To be honest, my life itself hasn’t changed that much, but my audition opportunities have expanded. I’m able to get in for better auditions than before and also get invited to a lot more events. Some financial pressure has been relieved, which is a huge weight off my shoulders. I’m not looking forward to "fame" or being in the constant spotlight, because I love going to the grocery store in flip-flops and basketball shorts [laughs]! I enjoy the simple life.

6. What would you take from your Footloose experience?
As a working actor, I have learned to own the moment and have FUN. As actors, a lot of us try to make the "right" choice as opposed to being free and going with our guts. The best actors I have worked with take big risks, make mistakes, and try different choices. That's when you end up discovering a moment you didn’t even know was there. Art is born.

7. You just jumped from the big screen to small screen. You were cast as “Carter” in the upcoming series Jane by Design alongside Andie MacDowell again. How were you able to handle the transition from film to TV?
The transition from film to TV wasn't as drastic as I thought it would be. The major difference is pacing. You shoot a lot more footage in a shorter period of time with a lot more changes along the way. We shoot a one-hour show in about five days as opposed to a two-hour movie in three months. Also, the script changes more frequently on TV because the writers are always trying to drive the story forward and add more depth to the characters. You definitely have to be more flexible in the TV world.

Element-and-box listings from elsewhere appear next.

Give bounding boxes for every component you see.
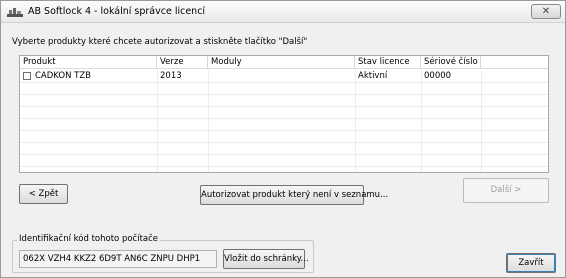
products-list-header: Produkt Verze Moduly Stav licence Sériov… [20, 56, 548, 69]
cell-produkt: CADKON TZB [35, 71, 92, 81]
authorize-unlisted-product-button[interactable]: Autorizovat produkt který není v seznamu… [200, 185, 388, 205]
column-header-stav-licence[interactable]: Stav licence [355, 56, 421, 69]
next-button[interactable]: Další > [463, 178, 549, 203]
app-icon [7, 7, 23, 17]
column-header-moduly[interactable]: Moduly [208, 56, 355, 69]
instruction-text: Vyberte produkty které chcete autorizova… [12, 37, 308, 47]
close-icon: ✕ [541, 6, 551, 17]
product-checkbox[interactable] [23, 72, 31, 80]
identification-code-field[interactable]: 062X VZH4 KKZ2 6D9T AN6C ZNPU DHP1 [19, 250, 217, 268]
column-header-produkt[interactable]: Produkt [20, 56, 157, 69]
copy-to-clipboard-button[interactable]: Vložit do schránky... [223, 249, 309, 269]
column-header-verze[interactable]: Verze [157, 56, 208, 69]
title-bar: AB Softlock 4 - lokální správce licencí … [1, 1, 565, 23]
products-list-body: CADKON TZB 2013 Aktivní 00000 [20, 70, 548, 172]
window-title: AB Softlock 4 - lokální správce licencí [28, 6, 206, 17]
cell-stav-licence: Aktivní [358, 71, 388, 81]
cell-verze: 2013 [160, 71, 182, 81]
column-header-seriove-cislo[interactable]: Sériové číslo [421, 56, 481, 69]
products-list[interactable]: Produkt Verze Moduly Stav licence Sériov… [19, 55, 549, 173]
license-manager-window: AB Softlock 4 - lokální správce licencí … [0, 0, 566, 278]
window-close-button[interactable]: ✕ [531, 4, 561, 19]
identification-code-legend: Identifikační kód tohoto počítače [17, 234, 161, 244]
close-button[interactable]: Zavřít [506, 253, 556, 273]
back-button[interactable]: < Zpět [19, 184, 68, 204]
cell-seriove-cislo: 00000 [424, 71, 452, 81]
table-row[interactable]: CADKON TZB 2013 Aktivní 00000 [20, 70, 548, 82]
cell-moduly [208, 70, 211, 82]
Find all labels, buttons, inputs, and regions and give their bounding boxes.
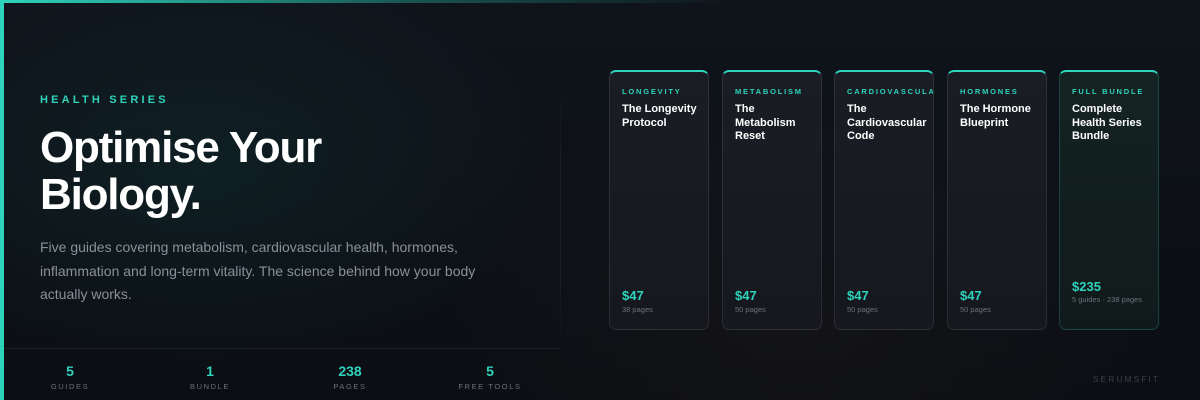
card-price: $47 (847, 288, 869, 303)
card-category: CARDIOVASCULAR (847, 87, 934, 96)
card-category: LONGEVITY (622, 87, 682, 96)
stat-pages: 238 PAGES (290, 363, 410, 391)
card-category: FULL BUNDLE (1072, 87, 1145, 96)
stat-value: 1 (206, 363, 214, 379)
series-eyebrow: HEALTH SERIES (40, 94, 169, 106)
card-price: $47 (622, 288, 644, 303)
health-series-banner: HEALTH SERIES Optimise Your Biology. Fiv… (0, 0, 1200, 400)
card-meta: 50 pages (735, 305, 766, 314)
stat-value: 238 (338, 363, 362, 379)
card-price: $47 (960, 288, 982, 303)
headline-line-1: Optimise Your (40, 123, 322, 172)
card-title: The Metabolism Reset (735, 103, 796, 142)
hero-headline: Optimise Your Biology. (40, 123, 322, 219)
card-meta: 50 pages (847, 305, 878, 314)
product-card-cardiovascular[interactable]: CARDIOVASCULAR The Cardiovascular Code $… (834, 70, 934, 330)
stats-bar: 5 GUIDES 1 BUNDLE 238 PAGES 5 FREE TOOLS (4, 348, 560, 400)
card-category: HORMONES (960, 87, 1019, 96)
headline-line-2: Biology. (40, 170, 202, 219)
hero-description: Five guides covering metabolism, cardiov… (40, 239, 476, 302)
product-card-full-bundle[interactable]: FULL BUNDLE Complete Health Series Bundl… (1059, 70, 1159, 330)
stat-label: FREE TOOLS (458, 382, 522, 391)
product-card-hormones[interactable]: HORMONES The Hormone Blueprint $47 50 pa… (947, 70, 1047, 330)
card-title: The Cardiovascular Code (847, 103, 927, 142)
stat-label: GUIDES (50, 382, 90, 391)
product-card-metabolism[interactable]: METABOLISM The Metabolism Reset $47 50 p… (722, 70, 822, 330)
accent-bar-left (0, 0, 4, 400)
accent-bar-top (0, 0, 730, 3)
brand-wordmark: SERUMSFIT (1092, 374, 1160, 384)
stat-guides: 5 GUIDES (10, 363, 130, 391)
card-meta: 50 pages (960, 305, 991, 314)
stat-label: BUNDLE (189, 382, 231, 391)
card-title: The Hormone Blueprint (960, 103, 1031, 129)
stat-label: PAGES (333, 382, 367, 391)
card-category: METABOLISM (735, 87, 803, 96)
stat-bundle: 1 BUNDLE (150, 363, 270, 391)
product-card-longevity[interactable]: LONGEVITY The Longevity Protocol $47 38 … (609, 70, 709, 330)
section-divider (560, 80, 561, 350)
card-meta: 5 guides · 238 pages (1072, 295, 1143, 304)
card-price: $47 (735, 288, 757, 303)
card-price: $235 (1072, 279, 1101, 294)
stat-value: 5 (486, 363, 494, 379)
card-title: The Longevity Protocol (622, 103, 697, 129)
card-title: Complete Health Series Bundle (1072, 103, 1142, 142)
card-meta: 38 pages (622, 305, 653, 314)
stat-value: 5 (66, 363, 74, 379)
stat-free-tools: 5 FREE TOOLS (430, 363, 550, 391)
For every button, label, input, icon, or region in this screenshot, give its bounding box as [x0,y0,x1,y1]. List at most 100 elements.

8. From the experience you garnered in the past couple of years, is there any advice you would like to give to young actors?
The best advice I could give to any actor is be Prepared, Persevere, and have a good Personality. Prepare: at auditions, there are always going to be better actors that are more in shape or better looking than you. But that is out of your control. There should NEVER be an actor who's more prepared than you. Persevere: have tough skin, because in this industry you'll get a hell of a lot more nos than yeses and you have to realize it doesn’t mean you're not talented. There are so many factors that go into casting. Dust yourself off and try again. Personality: I'd say talent is about a third of booking a job. Preparation and personality are the other two thirds. Nobody wants to be on set with a person with a bad attitude for 15 hours, so make sure you're nice to everyone from the security guard in the building to the caterer on set to the not-so-nice producer. It goes a long way and work begets work.